Eramos muy inquietos asi que sin dar importancia a aquel hombre nos separamos y comenzamos a “investigar la casa”, vi a mis amigos irse juntos del otro lado del pasillo, yo seguí del lado contrario, me había llamado la atención un hermoso ventanal, un poco cubierto de telarañas, así que las comencé a quitar presurosamente, era más bello de lo que pensé, pero esa admiración se vio interrumpida por un escalofrío que recorrio mi cuerpo entero, sentí que alguien exalaba su aliento en mi cuello, no quise voltear, pero algo me obligó a hacerlo, era aquel hombre, o lo que fuese, solo vi sus ojos, eran negros, y lo único que me transmitían era terror, sólo quería salir corriendo, pero estaba petrificada.

Reaccioné con los gritos de mis amigos, intenté correr, pero me detuvo aquel ser, y con su mano me decía no. No me soltaba por más que me jaloneaba era imposible soltarme, me llevó arrastrando a una habitación y me encerró, sólo podía escuchar sus gritos y mis golpes en la puerta, el olor a azufre era más intenso ahí, casi insoportable; esperé y esperé, los gritos habían cesado, no sabía que pensar, era horrible imaginar lo que pasaba allá afuera.

Por fin la puerta se abrió sola, corrí temerosa hacia donde se fueron mis amigos, pero nada me preparó para lo que iba a encontrar; entré a otra habitación vi sus cuerpos, llenos en sangre, pero la expresión de sus rostros me aterraba, parecía como si literalmente los hubieran matado de miedo, sus ojos abiertos, salí corriendo, y vi que esa cosa me seguía, no paraba de gritar.

En un momento estaba de nuevo en mi cama estaba sudando, aún con el recuerdo de mi pesadilla, llamé a todos, sus teléfonos mandaban a buzones de voz, recordé que se habían ido de viaje, no fui porque estaba enferma, así que me tranquilicé – probablemente ya los apagaron -pensé, el resto de la noche fue tranquila.
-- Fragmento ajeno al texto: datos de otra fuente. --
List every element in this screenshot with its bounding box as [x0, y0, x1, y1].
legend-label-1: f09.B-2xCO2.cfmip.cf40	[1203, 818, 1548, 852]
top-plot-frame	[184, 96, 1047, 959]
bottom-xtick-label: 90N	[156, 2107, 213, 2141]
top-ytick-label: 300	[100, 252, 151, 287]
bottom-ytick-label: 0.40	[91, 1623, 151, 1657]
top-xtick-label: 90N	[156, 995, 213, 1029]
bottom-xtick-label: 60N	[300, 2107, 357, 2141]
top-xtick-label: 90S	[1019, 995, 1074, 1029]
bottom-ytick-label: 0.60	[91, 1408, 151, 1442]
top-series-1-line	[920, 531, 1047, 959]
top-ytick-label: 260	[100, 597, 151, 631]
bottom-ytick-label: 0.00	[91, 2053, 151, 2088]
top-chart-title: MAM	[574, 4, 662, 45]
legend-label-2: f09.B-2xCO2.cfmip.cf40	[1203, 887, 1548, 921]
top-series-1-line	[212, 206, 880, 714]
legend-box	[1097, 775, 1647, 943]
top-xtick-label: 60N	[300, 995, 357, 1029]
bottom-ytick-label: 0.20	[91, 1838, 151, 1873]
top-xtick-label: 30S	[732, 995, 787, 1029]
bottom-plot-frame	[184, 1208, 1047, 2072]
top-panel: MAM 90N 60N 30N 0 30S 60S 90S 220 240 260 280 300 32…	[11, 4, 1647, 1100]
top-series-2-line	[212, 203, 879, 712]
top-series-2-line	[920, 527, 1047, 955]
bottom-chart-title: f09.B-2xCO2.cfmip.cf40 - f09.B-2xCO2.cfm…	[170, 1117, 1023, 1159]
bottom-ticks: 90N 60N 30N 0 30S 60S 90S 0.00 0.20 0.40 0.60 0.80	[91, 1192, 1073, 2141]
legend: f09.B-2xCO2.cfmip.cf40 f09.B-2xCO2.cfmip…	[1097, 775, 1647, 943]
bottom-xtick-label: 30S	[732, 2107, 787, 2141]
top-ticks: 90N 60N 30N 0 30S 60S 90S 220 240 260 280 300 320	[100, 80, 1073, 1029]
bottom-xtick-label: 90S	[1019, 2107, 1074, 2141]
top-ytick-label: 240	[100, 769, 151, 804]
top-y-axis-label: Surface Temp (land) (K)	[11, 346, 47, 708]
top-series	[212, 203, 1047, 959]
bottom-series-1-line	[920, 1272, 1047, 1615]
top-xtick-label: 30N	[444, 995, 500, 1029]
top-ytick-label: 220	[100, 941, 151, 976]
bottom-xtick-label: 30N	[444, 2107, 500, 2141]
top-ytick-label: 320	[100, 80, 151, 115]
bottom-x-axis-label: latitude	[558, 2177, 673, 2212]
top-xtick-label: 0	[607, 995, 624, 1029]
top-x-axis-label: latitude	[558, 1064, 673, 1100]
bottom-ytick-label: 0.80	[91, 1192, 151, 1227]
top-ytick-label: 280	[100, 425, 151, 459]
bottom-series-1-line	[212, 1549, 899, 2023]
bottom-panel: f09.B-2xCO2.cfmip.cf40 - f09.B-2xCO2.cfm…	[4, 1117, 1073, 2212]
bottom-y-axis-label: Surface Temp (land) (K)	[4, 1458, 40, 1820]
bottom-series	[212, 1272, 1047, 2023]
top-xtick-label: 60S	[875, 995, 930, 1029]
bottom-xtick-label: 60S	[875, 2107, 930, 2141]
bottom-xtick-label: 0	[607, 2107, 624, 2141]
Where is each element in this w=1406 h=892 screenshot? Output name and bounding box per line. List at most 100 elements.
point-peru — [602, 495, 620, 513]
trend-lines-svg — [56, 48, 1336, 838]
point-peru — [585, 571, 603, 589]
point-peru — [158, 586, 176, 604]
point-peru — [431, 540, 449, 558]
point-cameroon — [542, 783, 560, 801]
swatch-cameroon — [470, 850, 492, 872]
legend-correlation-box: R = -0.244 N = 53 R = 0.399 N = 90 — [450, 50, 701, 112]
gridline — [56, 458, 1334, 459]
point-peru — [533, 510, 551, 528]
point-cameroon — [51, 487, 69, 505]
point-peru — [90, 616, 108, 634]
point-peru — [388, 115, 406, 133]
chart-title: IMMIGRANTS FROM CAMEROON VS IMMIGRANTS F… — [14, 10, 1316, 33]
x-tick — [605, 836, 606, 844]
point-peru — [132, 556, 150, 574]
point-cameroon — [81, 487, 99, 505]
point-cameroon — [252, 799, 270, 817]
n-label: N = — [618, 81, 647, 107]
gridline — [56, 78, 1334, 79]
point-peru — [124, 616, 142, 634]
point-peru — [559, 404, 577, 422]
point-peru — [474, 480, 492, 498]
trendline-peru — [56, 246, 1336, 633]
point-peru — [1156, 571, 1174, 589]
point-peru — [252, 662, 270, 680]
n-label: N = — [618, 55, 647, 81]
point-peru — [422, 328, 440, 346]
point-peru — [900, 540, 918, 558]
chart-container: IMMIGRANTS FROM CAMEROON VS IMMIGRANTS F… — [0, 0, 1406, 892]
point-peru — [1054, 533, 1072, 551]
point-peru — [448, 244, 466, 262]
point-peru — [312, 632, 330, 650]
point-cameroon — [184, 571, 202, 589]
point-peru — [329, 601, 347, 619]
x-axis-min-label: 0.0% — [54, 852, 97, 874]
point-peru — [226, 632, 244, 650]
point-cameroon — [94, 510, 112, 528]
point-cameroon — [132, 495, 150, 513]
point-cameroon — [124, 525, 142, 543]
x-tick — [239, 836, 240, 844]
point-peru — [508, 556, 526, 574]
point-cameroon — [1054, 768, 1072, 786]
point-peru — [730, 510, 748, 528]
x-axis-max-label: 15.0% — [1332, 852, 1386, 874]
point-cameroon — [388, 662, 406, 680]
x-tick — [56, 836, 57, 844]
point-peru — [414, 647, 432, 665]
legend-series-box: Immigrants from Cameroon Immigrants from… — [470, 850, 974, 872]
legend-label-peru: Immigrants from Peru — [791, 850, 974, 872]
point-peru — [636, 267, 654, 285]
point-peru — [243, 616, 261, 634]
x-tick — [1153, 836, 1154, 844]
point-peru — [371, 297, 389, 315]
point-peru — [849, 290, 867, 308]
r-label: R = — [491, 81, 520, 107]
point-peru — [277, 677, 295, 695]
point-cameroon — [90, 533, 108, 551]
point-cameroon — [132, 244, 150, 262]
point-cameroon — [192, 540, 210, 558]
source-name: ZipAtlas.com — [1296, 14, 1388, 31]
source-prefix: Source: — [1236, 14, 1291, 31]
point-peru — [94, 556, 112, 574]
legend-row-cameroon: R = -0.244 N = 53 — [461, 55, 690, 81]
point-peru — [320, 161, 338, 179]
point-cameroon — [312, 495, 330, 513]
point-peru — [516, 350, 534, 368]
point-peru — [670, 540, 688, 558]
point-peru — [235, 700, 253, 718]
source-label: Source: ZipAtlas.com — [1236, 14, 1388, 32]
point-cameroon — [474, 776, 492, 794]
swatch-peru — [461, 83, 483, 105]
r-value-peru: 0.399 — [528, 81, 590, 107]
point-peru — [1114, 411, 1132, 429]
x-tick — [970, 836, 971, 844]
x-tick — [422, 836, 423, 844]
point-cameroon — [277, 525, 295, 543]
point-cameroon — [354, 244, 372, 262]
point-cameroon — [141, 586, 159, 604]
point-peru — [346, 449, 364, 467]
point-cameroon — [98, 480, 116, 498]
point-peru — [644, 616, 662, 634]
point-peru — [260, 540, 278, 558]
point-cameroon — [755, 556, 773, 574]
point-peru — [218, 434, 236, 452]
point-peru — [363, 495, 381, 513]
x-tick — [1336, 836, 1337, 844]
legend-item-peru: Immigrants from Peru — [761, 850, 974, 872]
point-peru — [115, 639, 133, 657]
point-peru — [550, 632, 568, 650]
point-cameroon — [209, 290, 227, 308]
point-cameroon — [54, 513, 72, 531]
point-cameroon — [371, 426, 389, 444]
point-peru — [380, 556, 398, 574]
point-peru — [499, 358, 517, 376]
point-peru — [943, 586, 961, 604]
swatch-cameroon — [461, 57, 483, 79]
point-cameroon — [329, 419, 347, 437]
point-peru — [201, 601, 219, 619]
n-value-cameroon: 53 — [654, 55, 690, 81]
Al despertar me levanté a desayunar, y sonó mi teléfono.
– Diga –
– ¿usted hablo a este número en la madrugada? –
– si así es, es mi amigo –
– siento informarle que su amigo y otros jóvenes que estaban con él se encontraron en una casa asesinados, la mantendremos al tanto –

Mi mundo se detuvo, ¿acaso estaba soñando? ¿acaso estoy loca?. Unos días despues la policia fue para que reconociera los cuerpos, fui, eran ellos, y no dudé en preguntar – ¿como los encontraron? – el investigador me dijo que donde fueron hallados sería demolido, para construir edificios nuevos, así que entraron para ver la estructura y les llegó un olor desagradable, eran cuerpos humanos, – no es la primera vez que sucede -.

Así que me llevaron al lugar, era aquel que soñé, me quedé sin habla, ¿quién podría hacer tal cosa?, una y otra vez me lo preguntaba, yo hubiese querido que nada ocurriera, pero no puedo cambiar el destino de aquellos que ya no están conmigo.

Esto me cambio para siempre, la policía nunca encontró al responsable, desde ese día ya casi ni duermo, me aterra saber que una de mis pesadillas se hizo realidad, el lugar existe, pero nunca volveré ahí, y espero que nadie lo haga, no querrá tener el final de mis amigos.